この疑問に対する答えについては、田口善弘先生による『知能とはなにか~ヒトとAIのあいだ』(2025年、講談社現代新書)の中で重要な洞察が展開されているので、興味がある方は、ぜひご一読をお勧めします。この本の趣旨を簡単に抽出しますと、

(1)人間の脳は、現実を脳内で再現することで理解している(=脳は現実世界のシミュレーターである)。
(2)そして、生成AIも現実を再現(シミュレート)するものである。
(3)ただし、人間の脳と生成AIでは、再現するために使っているシミュレーターのメカニズムが別ものである。

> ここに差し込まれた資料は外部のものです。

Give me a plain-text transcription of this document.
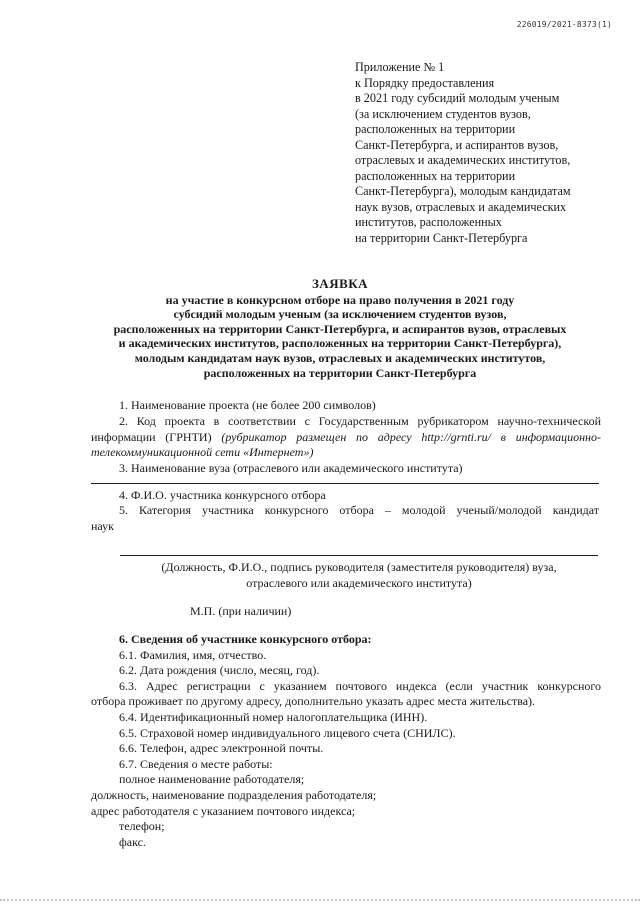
226019/2021-8373(1)
Приложение № 1
к Порядку предоставления
в 2021 году субсидий молодым ученым
(за исключением студентов вузов,
расположенных на территории
Санкт-Петербурга, и аспирантов вузов,
отраслевых и академических институтов,
расположенных на территории
Санкт-Петербурга), молодым кандидатам
наук вузов, отраслевых и академических
институтов, расположенных
на территории Санкт-Петербурга
ЗАЯВКА
на участие в конкурсном отборе на право получения в 2021 году
субсидий молодым ученым (за исключением студентов вузов,
расположенных на территории Санкт-Петербурга, и аспирантов вузов, отраслевых
и академических институтов, расположенных на территории Санкт-Петербурга),
молодым кандидатам наук вузов, отраслевых и академических институтов,
расположенных на территории Санкт-Петербурга
1. Наименование проекта (не более 200 символов)
2. Код проекта в соответствии с Государственным рубрикатором научно-технической информации (ГРНТИ) (рубрикатор размещен по адресу http://grnti.ru/ в информационно-телекоммуникационной сети «Интернет»)
3. Наименование вуза (отраслевого или академического института)
4. Ф.И.О. участника конкурсного отбора
5. Категория участника конкурсного отбора – молодой ученый/молодой кандидат
наук
(Должность, Ф.И.О., подпись руководителя (заместителя руководителя) вуза,
отраслевого или академического института)
М.П. (при наличии)
6. Сведения об участнике конкурсного отбора:
6.1. Фамилия, имя, отчество.
6.2. Дата рождения (число, месяц, год).
6.3. Адрес регистрации с указанием почтового индекса (если участник конкурсного
отбора проживает по другому адресу, дополнительно указать адрес места жительства).
6.4. Идентификационный номер налогоплательщика (ИНН).
6.5. Страховой номер индивидуального лицевого счета (СНИЛС).
6.6. Телефон, адрес электронной почты.
6.7. Сведения о месте работы:
полное наименование работодателя;
должность, наименование подразделения работодателя;
адрес работодателя с указанием почтового индекса;
телефон;
факс.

 となります。(1)に関して補足すると、「人間の脳は、現実世界をそのままの姿で認識しているわけではない」という事実が重要です。田口先生はこの点を説明するために、「古典力学」と「量子力学」の対比を用いています。人間が世界を認識する際、その仕組みは、古典力学的な枠組みに基づいています。具体的に言うと、人間は「物が存在するか、しないか」という二分法で世界を捉えます。

「そんなの当たり前だろう」という声が聞こえてきそうですが、現代の量子力学の洞察によれば、物の存在は「確率的」にしか記述できないそうです。観測されるまでは、ある粒子が「ある場所に存在する/しない」という形ではなく、複数の可能性が重なり合った状態(重ね合わせ)にあるのです。

 ところが、人間の脳はこのような量子力学的な世界をそのまま捉えることはできません。私たちの認識は、「確定的」な枠組みに縛られており、「確率的」な現実のあり方を直接的に把握することはできません。

 つまり人間の脳には人間の脳なりの世界の理解の仕方があるのです。しかし、その「理解」は「現実そのもの」ではない、というのが重要な点です。量子力学的な世界をそのまま認識できる宇宙人がいたとして、その宇宙人が人間を観察したら、当惑するかもしれません。